Elon Musk
Ludzie z czołówki rankingów miliarderów potrafią się czasem zachowywać jak dzieciaki z podstawówki. „Zuck to cuck” – zatweetował Elon Musk, właściciel m.in. Twittera, Tesli i SpaceX, numer jeden na liście miliarderów Bloomberga, posiadający majątek oceniany na 234 mld dol. Wspomniany przez niego „Zuck” to oczywiście Mark Zuckerberg, prezes Meta Platforms (dawnego Facebooka), zajmujący w zestawieniu miliarderów 8. miejsce ze 110 mld dol. majątku. Słowo „cuck” da się natomiast przetłumaczyć jako „rogacz” lub „ciota”. W ten sposób Musk zareagował na to, że Zuckerberg odpowiedział uśmiechniętym emotikonem na sugestię internetowego anonima, że powinien polecieć w Kosmos, by wkurzyć Muska. Właściciel Twittera stwierdził również, że powinien wyzwać Zuckerberga na pojedynek polegający na... mierzeniu penisów. Wcześniej Musk i Zuckerberg umawiali się na walkę w klatce.
– Rozmawiałem o tym z Elonem i Markiem zeszłej nocy.
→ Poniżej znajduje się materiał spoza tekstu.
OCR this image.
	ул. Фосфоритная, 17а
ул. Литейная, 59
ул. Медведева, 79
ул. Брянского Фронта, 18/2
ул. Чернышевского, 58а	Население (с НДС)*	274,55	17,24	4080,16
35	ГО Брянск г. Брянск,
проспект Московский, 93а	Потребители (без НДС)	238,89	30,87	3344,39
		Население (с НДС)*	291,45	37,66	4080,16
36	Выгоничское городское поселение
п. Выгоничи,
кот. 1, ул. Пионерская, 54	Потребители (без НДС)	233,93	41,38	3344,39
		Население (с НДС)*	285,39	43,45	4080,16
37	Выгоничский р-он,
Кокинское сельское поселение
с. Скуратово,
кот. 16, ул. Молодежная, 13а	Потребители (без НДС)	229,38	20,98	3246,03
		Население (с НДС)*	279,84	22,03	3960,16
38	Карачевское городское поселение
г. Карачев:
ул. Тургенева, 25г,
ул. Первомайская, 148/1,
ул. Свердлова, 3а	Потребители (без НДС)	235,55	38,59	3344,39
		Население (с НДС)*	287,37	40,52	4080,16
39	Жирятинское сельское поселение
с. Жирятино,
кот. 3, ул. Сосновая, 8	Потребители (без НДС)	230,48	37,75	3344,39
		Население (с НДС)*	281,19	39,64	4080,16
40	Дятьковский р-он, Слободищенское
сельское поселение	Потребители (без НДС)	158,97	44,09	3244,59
Obaj są w tej kwestii absolutnie poważni – stwierdził Dana White, prezes federacji sportów walki UFC.
Zuckerberg już wrzucał do internetu filmiki, na których ćwiczy przed starciem, ale przygotowania do walki zostały wstrzymane po interwencji Maye Musk, 75-letniej matki Elona Muska. Obu miliarderom pozostały więc tylko starcia w internecie. Nie tylko te werbalne, ale również bitwa o to, kto będzie wyznaczał przyszłość mediów społecznościowych.
Wojna aplikacji
5 lipca Zuckerberg wymierzył Muskowi cios biznesowy. Tego dnia Meta Platforms uruchomiła aplikację Threads mającą być alternatywą dla Twittera. Owa aplikacja powiązana z Instagramem była opracowywana od stycznia, a bezpośrednim impulsem do jej stworzenia było przejęcie w październiku Twittera przez Muska i towarzyszące temu kontrowersje. Meta uznała, że zdoła przyciągnąć do nowej aplikacji tych internautów, którzy w ostatnich miesiącach z różnych przyczyn rezygnowali z korzystania z platformy społecznościowej Muska. Threads wyposażono więc w funkcjonalności podobne jak Twitter. (Wcześniejsza wersja aplikacji Threads została wprowadzona już w 2019 r. Umożliwiała m.in. prowadzenie chatów video poprzez Instagram. Nie zyskała jednak dużej popularności i przestała istnieć w grudniu 2021 r.). Na początku lipca szeroko rozreklamowano nową aplikację. Threads wzbudził tak duże zainteresowanie, że jego premierę przyspieszono o jeden dzień. Meta miała dobry timing. Ogłoszono jej premierę tuż po tym, jak Musk obwieścił, że Twitter będzie „tymczasowo” ograniczał użytkownikom to, ile tweetów dziennie mogą przeczytać. Wielu twitterowiczów uznało więc, że warto sprawdzić, czy nowa aplikacja Zuckerberga jest lepiej dopracowana technicznie. W ciągu pierwszych pięciu dni od premiery Threads zyskał ponad 100 mln użytkowników. Tym samym pobił rekord tempa ich przyrostu ustanowiony wcześniej przez ChatGPT. Threads zaczął być nazywany „zabójcą Twittera”. Czy jednak rzeczywiście jest w stanie zmiażdżyć tę popularną platformę?